Complementation of .beta. hexosaminidase A (hex A) deficiency was obtained by Sendai virus-mediated somatic cell hybridization of cultured skin fibroblasts from 2 unrelated patients with Tay-Sachs disease (TSD) and 1 patient with Sandhoff-Jatzkewitz disease (SJD). The newly formed hex A was identified by its electrophoretic mobility in 3 different systems, heat lability, and reactivity with an antiserum against the unique antigenic determinant, .alpha. of hex A. The percentage of heterokaryons obtained by virus treatment of TSD and SJD fibroblast mixtures showed good correlation with the observed percentage of hex A activity. In these 2 forms of GM2 gangliosidosis, .beta. hexosaminidase deficiency apparently results from 2 different mutations. All of the current models of .beta. hexosaminidase structure are compatible with the observed complementation.
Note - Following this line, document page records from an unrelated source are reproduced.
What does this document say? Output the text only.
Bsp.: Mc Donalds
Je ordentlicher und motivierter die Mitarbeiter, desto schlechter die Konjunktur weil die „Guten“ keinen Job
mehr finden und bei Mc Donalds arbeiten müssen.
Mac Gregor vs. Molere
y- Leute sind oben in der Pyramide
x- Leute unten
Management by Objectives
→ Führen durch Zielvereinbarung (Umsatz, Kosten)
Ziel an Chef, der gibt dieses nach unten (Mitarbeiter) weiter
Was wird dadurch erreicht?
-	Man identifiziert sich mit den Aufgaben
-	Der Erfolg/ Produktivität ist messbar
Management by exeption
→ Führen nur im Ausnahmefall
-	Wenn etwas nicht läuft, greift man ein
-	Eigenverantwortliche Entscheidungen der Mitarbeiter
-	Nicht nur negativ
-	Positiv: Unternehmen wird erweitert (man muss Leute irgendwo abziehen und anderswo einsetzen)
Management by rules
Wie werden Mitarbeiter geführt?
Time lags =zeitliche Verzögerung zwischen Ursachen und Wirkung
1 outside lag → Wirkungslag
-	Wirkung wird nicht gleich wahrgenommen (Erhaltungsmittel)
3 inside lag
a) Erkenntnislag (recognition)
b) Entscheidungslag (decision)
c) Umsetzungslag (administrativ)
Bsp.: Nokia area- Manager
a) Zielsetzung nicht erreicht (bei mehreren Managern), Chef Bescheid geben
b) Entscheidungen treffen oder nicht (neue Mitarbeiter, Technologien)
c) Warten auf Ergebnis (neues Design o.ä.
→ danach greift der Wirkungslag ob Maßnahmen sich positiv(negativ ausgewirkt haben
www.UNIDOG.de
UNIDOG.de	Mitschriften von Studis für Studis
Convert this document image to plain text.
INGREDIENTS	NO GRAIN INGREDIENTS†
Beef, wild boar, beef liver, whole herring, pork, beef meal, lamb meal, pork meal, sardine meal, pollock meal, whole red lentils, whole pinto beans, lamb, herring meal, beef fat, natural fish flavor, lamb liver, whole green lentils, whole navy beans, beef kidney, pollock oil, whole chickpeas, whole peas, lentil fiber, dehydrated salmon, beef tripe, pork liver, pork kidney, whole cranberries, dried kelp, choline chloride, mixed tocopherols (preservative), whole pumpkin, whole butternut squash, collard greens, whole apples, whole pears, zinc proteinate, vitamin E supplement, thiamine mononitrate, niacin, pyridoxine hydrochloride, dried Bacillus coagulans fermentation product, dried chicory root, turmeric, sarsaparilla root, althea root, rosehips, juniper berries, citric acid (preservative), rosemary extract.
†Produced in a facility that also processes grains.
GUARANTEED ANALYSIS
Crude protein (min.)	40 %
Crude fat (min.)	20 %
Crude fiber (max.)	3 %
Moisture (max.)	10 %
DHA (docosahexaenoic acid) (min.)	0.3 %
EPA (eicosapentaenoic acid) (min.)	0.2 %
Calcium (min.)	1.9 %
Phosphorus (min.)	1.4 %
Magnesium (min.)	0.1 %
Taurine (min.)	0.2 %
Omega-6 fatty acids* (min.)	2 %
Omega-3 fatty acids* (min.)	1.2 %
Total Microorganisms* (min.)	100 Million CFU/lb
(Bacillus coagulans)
No complementation was detected in 13 Sendai virus-induced fusions of cultured skin fibroblasts from 7 unrelated patients with SJD. The enzyme deficiency in these patients may be due to very similar allelic mutations, not capable of undergoing complementation; or to different structural mutations, all coding for unstable .beta. hexosaminidase molecules.